Aby ochronić pomysł, nazwę, czy opakowanie warto zastrzec znak towarowy w Urzędzie Patentowym. Jeśli dojdzie do naruszenia prawa własności, istnieje kilka sposobów poradzenia sobie z taką sytuacją.
Pokrzywdzony przedsiębiorca może próbować polubownie załatwić sprawę, może też udać się do sądu arbitrażowego, albo zdecydować się na proces sądowy – wylicza mecenas Dorota Rzążewska, radca prawny, krajowy i europejski rzecznik patentowym, Wspólnik Zarządzający Kancelarii JWP.
Zdaniem mecenas warto pomyśleć o włączeniu ochrony swojego know-how, swoich marek, swoich opakowań, czy wynalazków do strategii zarządzania firmą.
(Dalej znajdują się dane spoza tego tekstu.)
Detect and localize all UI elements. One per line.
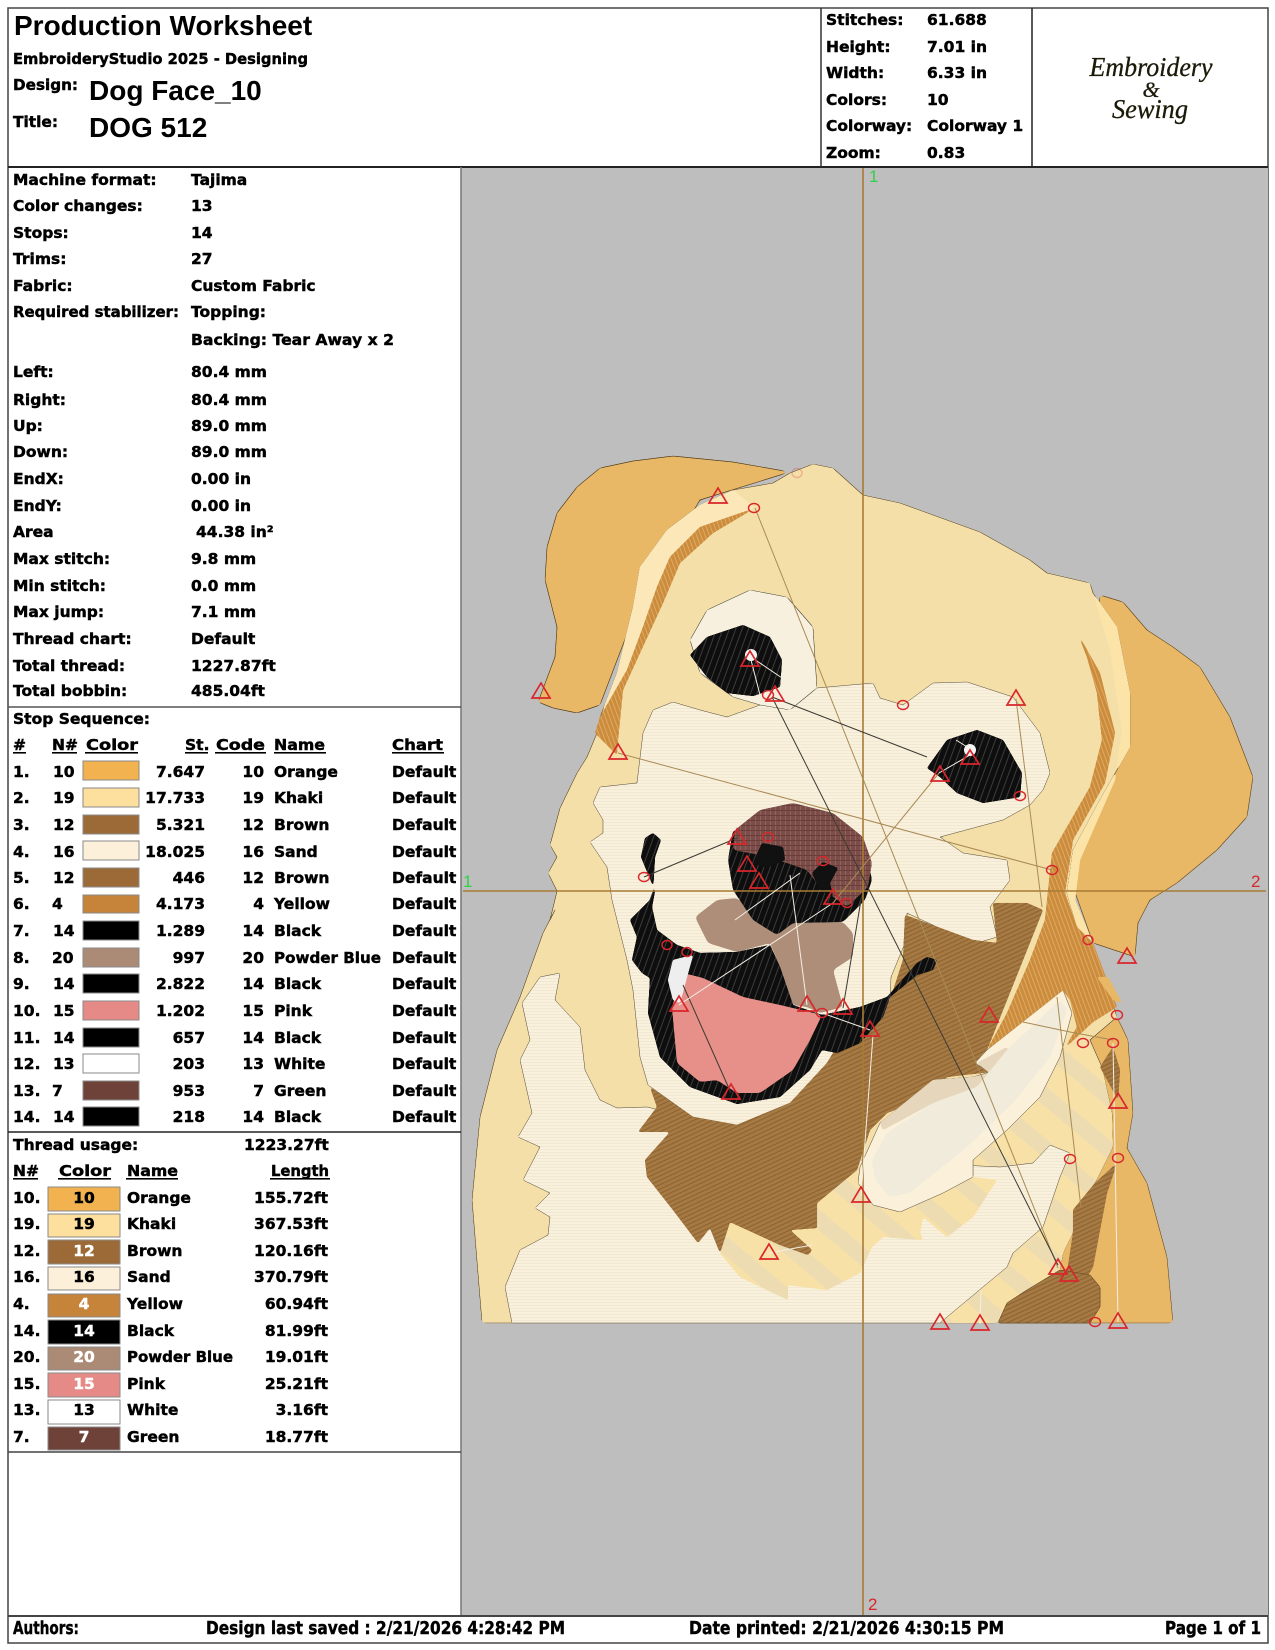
stop rows: 14 [53, 922, 75, 940]
thread rows: 81.99ft [265, 1322, 329, 1340]
panel: machine and design properties: Down: [13, 443, 68, 461]
stop rows: 20 [242, 949, 264, 967]
brown chest [638, 903, 1043, 1255]
small brown sliver [1100, 1047, 1120, 1100]
stop rows: 1. [13, 763, 30, 781]
table header row: Code [216, 736, 265, 754]
stop rows: 997 [173, 949, 205, 967]
stop rows: 15 [242, 1002, 264, 1020]
paw cream [858, 990, 1072, 1212]
table header row: Color [86, 736, 138, 754]
left ear ridge [595, 508, 755, 755]
thread rows: 15 [73, 1375, 95, 1393]
stop rows: Black [274, 922, 322, 940]
paw inner oval [872, 1000, 1067, 1197]
stop rows: Black [274, 975, 322, 993]
stop rows: White [274, 1055, 325, 1073]
thread table header row: Name [127, 1162, 178, 1180]
thread rows: 7 [79, 1428, 89, 1446]
stop rows: 5.321 [156, 816, 205, 834]
stop rows: 19 [242, 789, 264, 807]
stop rows: 2. [13, 789, 30, 807]
thread rows: 10. [13, 1189, 40, 1207]
panel: design stats: 7.01 in [927, 38, 987, 56]
table header row: St. [185, 736, 209, 754]
table header row: # [13, 736, 26, 754]
stop rows: Default [392, 763, 457, 781]
panel: machine and design properties: 7.1 mm [191, 603, 256, 621]
panel: machine and design properties: Fabric: [13, 277, 73, 295]
thread rows: 3.16ft [276, 1401, 329, 1419]
panel: design preview background [461, 167, 1268, 1616]
nose black [728, 830, 872, 935]
thread rows: 16. [13, 1268, 40, 1286]
thread rows: 155.72ft [254, 1189, 329, 1207]
title: Production Worksheet [14, 10, 312, 41]
tongue highlight [668, 955, 693, 1003]
thread usage heading [13, 1136, 329, 1154]
stop rows: 14 [242, 922, 264, 940]
panel: machine and design properties: Up: [13, 417, 43, 435]
thread rows: 367.53ft [254, 1215, 329, 1233]
left ear [538, 456, 790, 713]
khaki striped lobe right [940, 1047, 1113, 1323]
stop rows: Default [392, 1029, 457, 1047]
thread rows: Sand [127, 1268, 171, 1286]
thread rows: Powder Blue [127, 1348, 233, 1366]
logo: Embroidery and Sewing: Embroidery [1089, 52, 1213, 82]
date printed: Date printed: 2/21/2026 4:30:15 PM [689, 1618, 1004, 1639]
panel: design stats: Colors: [826, 91, 887, 109]
stop rows [13, 761, 457, 1126]
thread rows [13, 1187, 329, 1450]
stop rows: Default [392, 843, 457, 861]
panel: machine and design properties: 0.0 mm [191, 577, 256, 595]
panel: machine and design properties: Stops: [13, 224, 69, 242]
stop rows: Khaki [274, 789, 323, 807]
stop rows: 14 [242, 975, 264, 993]
right ear [1060, 595, 1253, 957]
stop rows: Default [392, 1002, 457, 1020]
stop rows: Default [392, 816, 457, 834]
thread rows: 12. [13, 1242, 40, 1260]
table header row: Name [274, 736, 325, 754]
left eye surround [690, 590, 817, 710]
stop rows: 7 [52, 1082, 63, 1100]
stop rows: 203 [173, 1055, 205, 1073]
thread table header row: N# [13, 1162, 39, 1180]
stop rows: Pink [274, 1002, 313, 1020]
panel: machine and design properties: Topping: [191, 303, 266, 321]
thread rows: 15. [13, 1375, 40, 1393]
stop rows: 13 [242, 1055, 264, 1073]
stop rows: Default [392, 1108, 457, 1126]
stop rows: 218 [173, 1108, 205, 1126]
panel: design stats: 6.33 in [927, 64, 987, 82]
axis labels: 1 [463, 872, 472, 891]
authors: Authors: [13, 1618, 79, 1639]
panel: design stats [826, 11, 1023, 162]
stop rows: 657 [173, 1029, 205, 1047]
panel: machine and design properties: Total bobbin: [13, 682, 127, 700]
thread rows: Yellow [126, 1295, 183, 1313]
panel: machine and design properties: Trims: [13, 250, 66, 268]
stop markers: triangles [532, 488, 1136, 1330]
panel: design stats: Colorway 1 [927, 117, 1023, 135]
panel: design stats: Width: [826, 64, 884, 82]
panel: machine and design properties: Thread chart: [13, 630, 132, 648]
jump stitch lines [618, 508, 1118, 1324]
paw beige shade [880, 1047, 1010, 1130]
thread rows: Orange [127, 1189, 191, 1207]
panel: machine and design properties: Required stabilizer: [13, 303, 179, 321]
thread rows: 14. [13, 1322, 40, 1340]
stop rows: 12 [53, 869, 75, 887]
stop rows: Default [392, 949, 457, 967]
thread rows: 120.16ft [254, 1242, 329, 1260]
panel: machine and design properties: 13 [191, 197, 213, 215]
stop rows: 14 [53, 1029, 75, 1047]
thread rows: Pink [127, 1375, 166, 1393]
axis labels [463, 167, 1260, 1614]
panel: machine and design properties: 0.00 in [191, 497, 251, 515]
panel: design stats: 10 [927, 91, 949, 109]
design name: Dog Face_10 [89, 75, 262, 106]
thread rows: 60.94ft [265, 1295, 329, 1313]
thread rows: 25.21ft [265, 1375, 329, 1393]
stop rows: 4. [13, 843, 30, 861]
panel: machine and design properties: 80.4 mm [191, 363, 267, 381]
axis labels: 2 [868, 1595, 877, 1614]
illustration: embroidered dog [472, 456, 1253, 1323]
table header row: Chart [392, 736, 444, 754]
thread rows: Black [127, 1322, 175, 1340]
panel: machine and design properties: EndY: [13, 497, 62, 515]
axis labels: 2 [1251, 872, 1260, 891]
panel: machine and design properties: 9.8 mm [191, 550, 256, 568]
panel: thread usage table [13, 1136, 330, 1450]
stop rows: Sand [274, 843, 318, 861]
thread rows: 370.79ft [254, 1268, 329, 1286]
logo: Embroidery and Sewing [1089, 52, 1213, 124]
thread rows: 16 [73, 1268, 95, 1286]
nose bridge brown [733, 803, 872, 907]
stop rows: 12 [242, 869, 264, 887]
face cream [590, 682, 1050, 1125]
tongue [672, 973, 822, 1093]
stop rows: 10 [242, 763, 264, 781]
panel: machine and design properties: Tajima [191, 171, 247, 189]
stop sequence heading: Stop Sequence: [13, 710, 150, 728]
stop rows: Default [392, 975, 457, 993]
stop rows: 17.733 [145, 789, 205, 807]
muzzle powder shading [695, 898, 853, 1013]
thread rows: 20. [13, 1348, 40, 1366]
panel: machine and design properties: Area [13, 523, 54, 541]
design label: Design: [13, 76, 78, 94]
stop rows: 13. [13, 1082, 40, 1100]
logo: Embroidery and Sewing: Sewing [1112, 94, 1188, 124]
stop rows: 11. [13, 1029, 40, 1047]
software name: EmbroideryStudio 2025 - Designing [13, 50, 308, 68]
stop rows: 6. [13, 895, 30, 913]
stop rows: 10 [53, 763, 75, 781]
right eye [927, 730, 1022, 803]
panel: machine and design properties: Machine format: [13, 171, 157, 189]
stop rows: Default [392, 789, 457, 807]
panel: machine and design properties: Right: [13, 391, 66, 409]
right nostril [812, 862, 838, 897]
stop rows: 14 [242, 1108, 264, 1126]
stop rows: Brown [274, 816, 329, 834]
stop rows: 4 [52, 895, 63, 913]
stop rows: 12. [13, 1055, 40, 1073]
stop rows: Brown [274, 869, 329, 887]
table header row: N# [52, 736, 78, 754]
panel: machine and design properties: Custom Fabric [191, 277, 316, 295]
thread rows: Khaki [127, 1215, 176, 1233]
stop rows: 14 [242, 1029, 264, 1047]
thread rows: 19. [13, 1215, 40, 1233]
stop rows: 15 [53, 1002, 75, 1020]
stop rows: 12 [242, 816, 264, 834]
thread rows: Brown [127, 1242, 182, 1260]
stop rows: 14. [13, 1108, 40, 1126]
panel: design stats: 61.688 [927, 11, 987, 29]
thread table header row: Length [271, 1162, 329, 1180]
thread rows: 7. [13, 1428, 30, 1446]
stop rows: 3. [13, 816, 30, 834]
panel: machine and design properties: 14 [191, 224, 213, 242]
panel: design stats: Zoom: [826, 144, 881, 162]
stop rows: 19 [53, 789, 75, 807]
panel: machine and design properties: 89.0 mm [191, 417, 267, 435]
panel: machine and design properties: Color changes: [13, 197, 143, 215]
stop rows: Powder Blue [274, 949, 381, 967]
left eye [690, 625, 782, 696]
brown strip right [1067, 1163, 1117, 1277]
yoke and ear ridge [987, 632, 1117, 1050]
panel: machine and design properties: 89.0 mm [191, 443, 267, 461]
panel: design stats: Stitches: [826, 11, 903, 29]
panel: machine and design properties: Total thread: [13, 657, 125, 675]
mouth and whisker black [630, 833, 937, 1104]
thread rows: 19 [73, 1215, 95, 1233]
thread rows: 18.77ft [265, 1428, 329, 1446]
stop rows: 12 [53, 816, 75, 834]
design last saved: Design last saved : 2/21/2026 4:28:42 PM [206, 1618, 565, 1639]
thread usage heading: 1223.27ft [244, 1136, 329, 1154]
panel: machine and design properties: Left: [13, 363, 54, 381]
orange body right [1040, 1017, 1173, 1323]
stop rows: Yellow [273, 895, 330, 913]
stop rows: 7. [13, 922, 30, 940]
table header row [13, 736, 444, 754]
stop rows: Default [392, 895, 457, 913]
stop rows: 7.647 [156, 763, 205, 781]
stop rows: 14 [53, 1108, 75, 1126]
design title: DOG 512 [89, 112, 207, 143]
thread rows: Green [127, 1428, 179, 1446]
stop rows: 10. [13, 1002, 40, 1020]
light ridge left [600, 490, 755, 717]
thread rows: 19.01ft [265, 1348, 329, 1366]
thread rows: 4 [79, 1295, 90, 1313]
eye highlights [745, 649, 976, 756]
sand chest body [505, 973, 1070, 1323]
stop rows: 1.202 [156, 1002, 205, 1020]
thread rows: 4. [13, 1295, 30, 1313]
stop rows: Default [392, 869, 457, 887]
panel: machine and design properties: Max jump: [13, 603, 104, 621]
thread rows: 12 [73, 1242, 95, 1260]
panel: machine and design properties: Default [191, 630, 256, 648]
panel: machine and design properties: Min stitch: [13, 577, 106, 595]
stop rows: 4.173 [156, 895, 205, 913]
thread rows: 10 [73, 1189, 95, 1207]
stop rows: Black [274, 1108, 322, 1126]
panel: design stats: 0.83 [927, 144, 965, 162]
panel: machine and design properties: 1227.87ft [191, 657, 276, 675]
stop rows: Orange [274, 763, 338, 781]
footer [13, 1618, 1261, 1639]
stop rows: 20 [52, 949, 74, 967]
stop rows: 16 [242, 843, 264, 861]
thread rows: 13 [73, 1401, 95, 1419]
thread rows: 13. [13, 1401, 40, 1419]
panel: design stats: Colorway: [826, 117, 912, 135]
thread table header row: Color [59, 1162, 111, 1180]
crosshair axes [463, 167, 1266, 1616]
stop rows: 18.025 [145, 843, 205, 861]
stop rows: 14 [53, 975, 75, 993]
stop rows: 5. [13, 869, 30, 887]
small orange tab [1097, 977, 1122, 1003]
stop rows: Default [392, 1082, 457, 1100]
axis labels: 1 [869, 167, 878, 186]
panel: design stats: Height: [826, 38, 891, 56]
stop rows: Default [392, 922, 457, 940]
panel: header [13, 10, 312, 143]
panel: machine and design properties: 44.38 in² [196, 523, 274, 541]
logo: Embroidery and Sewing: & [1142, 77, 1160, 102]
panel: machine and design properties: 0.00 in [191, 470, 251, 488]
panel: machine and design properties: 485.04ft [191, 682, 266, 700]
khaki neck patch [720, 1160, 997, 1300]
thread rows: 14 [73, 1322, 95, 1340]
left nostril [753, 843, 785, 868]
stop rows: 1.289 [156, 922, 205, 940]
panel: stop sequence table [13, 710, 457, 1126]
stop rows: 8. [13, 949, 30, 967]
stop rows: 16 [53, 843, 75, 861]
panel: machine and design properties [13, 171, 394, 700]
stop rows: Default [392, 1055, 457, 1073]
stop markers: circles [638, 468, 1124, 1326]
khaki head and body [472, 464, 1130, 1323]
title label: Title: [13, 113, 58, 131]
light ridge right [1067, 593, 1130, 943]
thread usage heading: Thread usage: [13, 1136, 138, 1154]
stop rows: 7 [253, 1082, 264, 1100]
panel: machine and design properties: 27 [191, 250, 213, 268]
thread rows: White [127, 1401, 178, 1419]
stop rows: 4 [253, 895, 264, 913]
panel: machine and design properties: Backing: Tear Away x 2 [191, 331, 394, 349]
thread rows: 20 [73, 1348, 95, 1366]
brown block bottom [998, 1270, 1100, 1323]
thread table header row [13, 1162, 330, 1180]
stop rows: 446 [173, 869, 205, 887]
stop rows: 2.822 [156, 975, 205, 993]
stop rows: Black [274, 1029, 322, 1047]
stop rows: 13 [53, 1055, 75, 1073]
stop rows: 9. [13, 975, 30, 993]
panel: machine and design properties: EndX: [13, 470, 64, 488]
panel: machine and design properties: Max stitch: [13, 550, 110, 568]
stop rows: 953 [173, 1082, 205, 1100]
panel: machine and design properties: 80.4 mm [191, 391, 267, 409]
stop rows: Green [274, 1082, 326, 1100]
- _ Chroniąc własność intelektualną i przemysłową nie tylko zyskujemy broń do walki z konkurencją, z podróbkami naszych produktów, reklam, logotypów, opakowań, ale przede wszystkim realnie podnosimy wartość swojej firmy i jej produktów, co ma znaczenie np. w razie potrzeby sprzedania firmy czy udzielenia licencji _– mówi Rzążewska.
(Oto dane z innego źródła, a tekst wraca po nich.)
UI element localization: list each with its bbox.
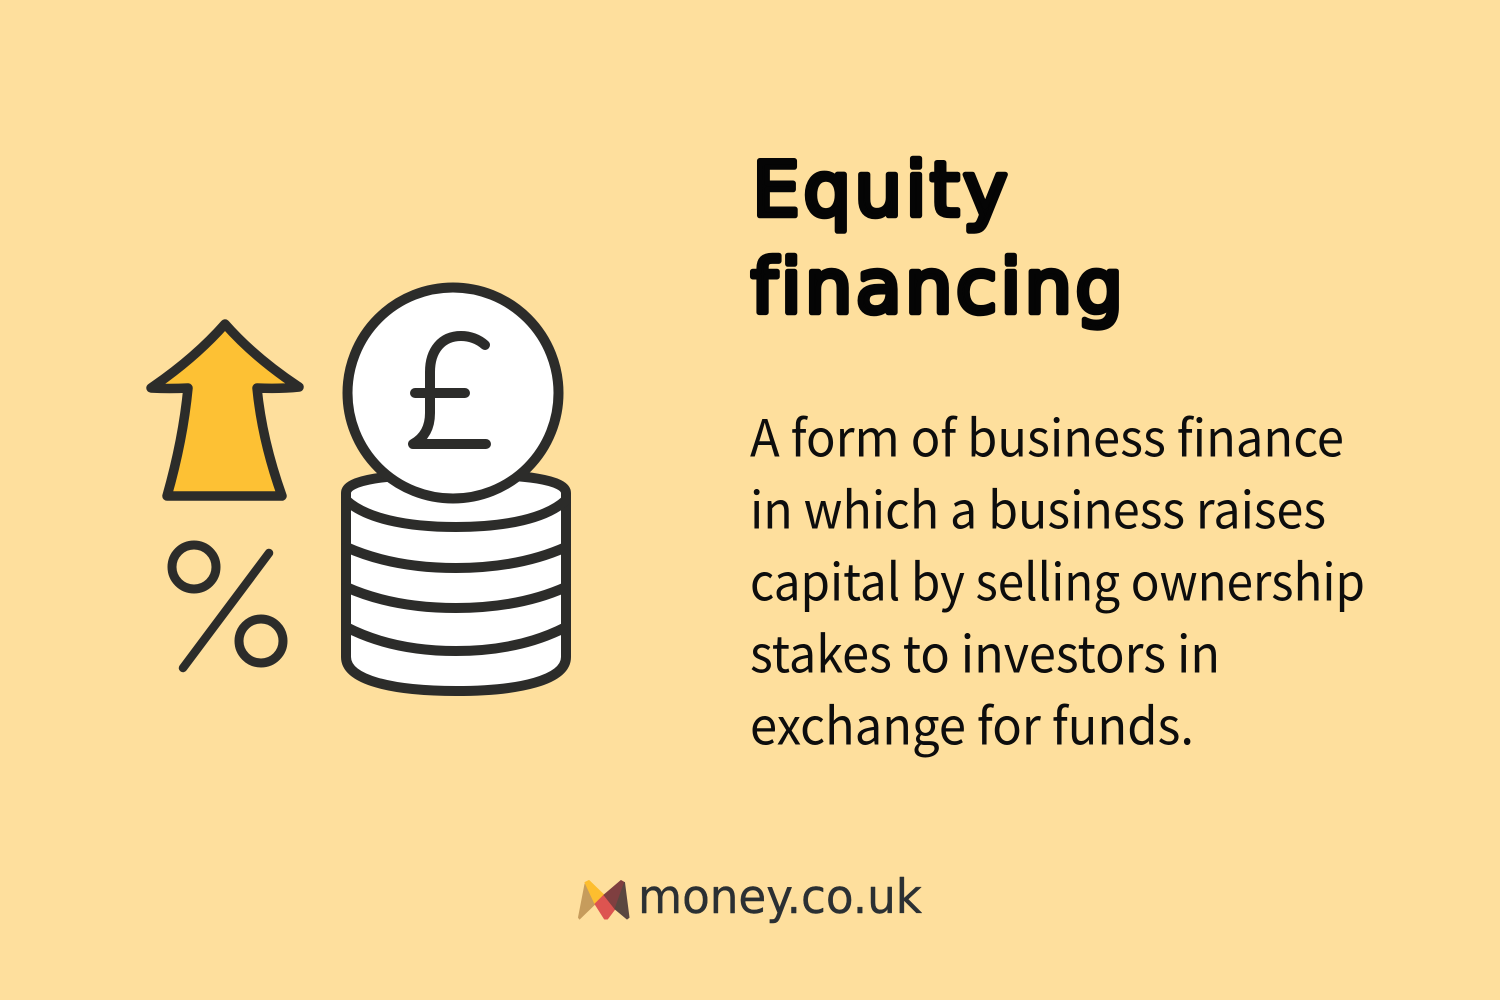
logo mark — [578, 880, 629, 919]
icon: pound coin — [348, 288, 558, 498]
body text: exchange for funds. — [750, 686, 1194, 760]
logo wordmark: money.co.uk — [638, 870, 923, 925]
icon: stack of coins — [346, 474, 566, 691]
body text — [750, 398, 1365, 760]
title — [751, 146, 1123, 330]
body text: stakes to investors in — [750, 614, 1220, 688]
body text: A form of business finance — [750, 398, 1344, 472]
title: financing — [751, 242, 1123, 330]
logo: money.co.uk — [578, 870, 923, 925]
icon: upward arrow — [151, 324, 299, 496]
icon: percent sign — [172, 545, 283, 668]
body text: in which a business raises — [750, 470, 1326, 544]
title: Equity — [752, 146, 1007, 234]
body text: capital by selling ownership — [750, 542, 1365, 616]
Samodzielne zastrzeżenie przez przedsiębiorcę jednego znaku w Urzędzie Patentowym to koszt od 550 złotych. Jeśli firma samodzielnie zgłasza wniosek do Urzędu Patentowego, to wnosi tylko obowiązujące opłaty urzędowe.
Natomiast, gdy wniosek przygotowuje profesjonalny pełnomocnik, wówczas trzeba się liczyć z dodatkowymi kosztami. Rzążewska podkreśla jednak, że warto skorzystać z fachowej pomocy doświadczonego rzecznika patentowego, by np. nie przepłacać za rejestrację nadmiernej liczby elementów.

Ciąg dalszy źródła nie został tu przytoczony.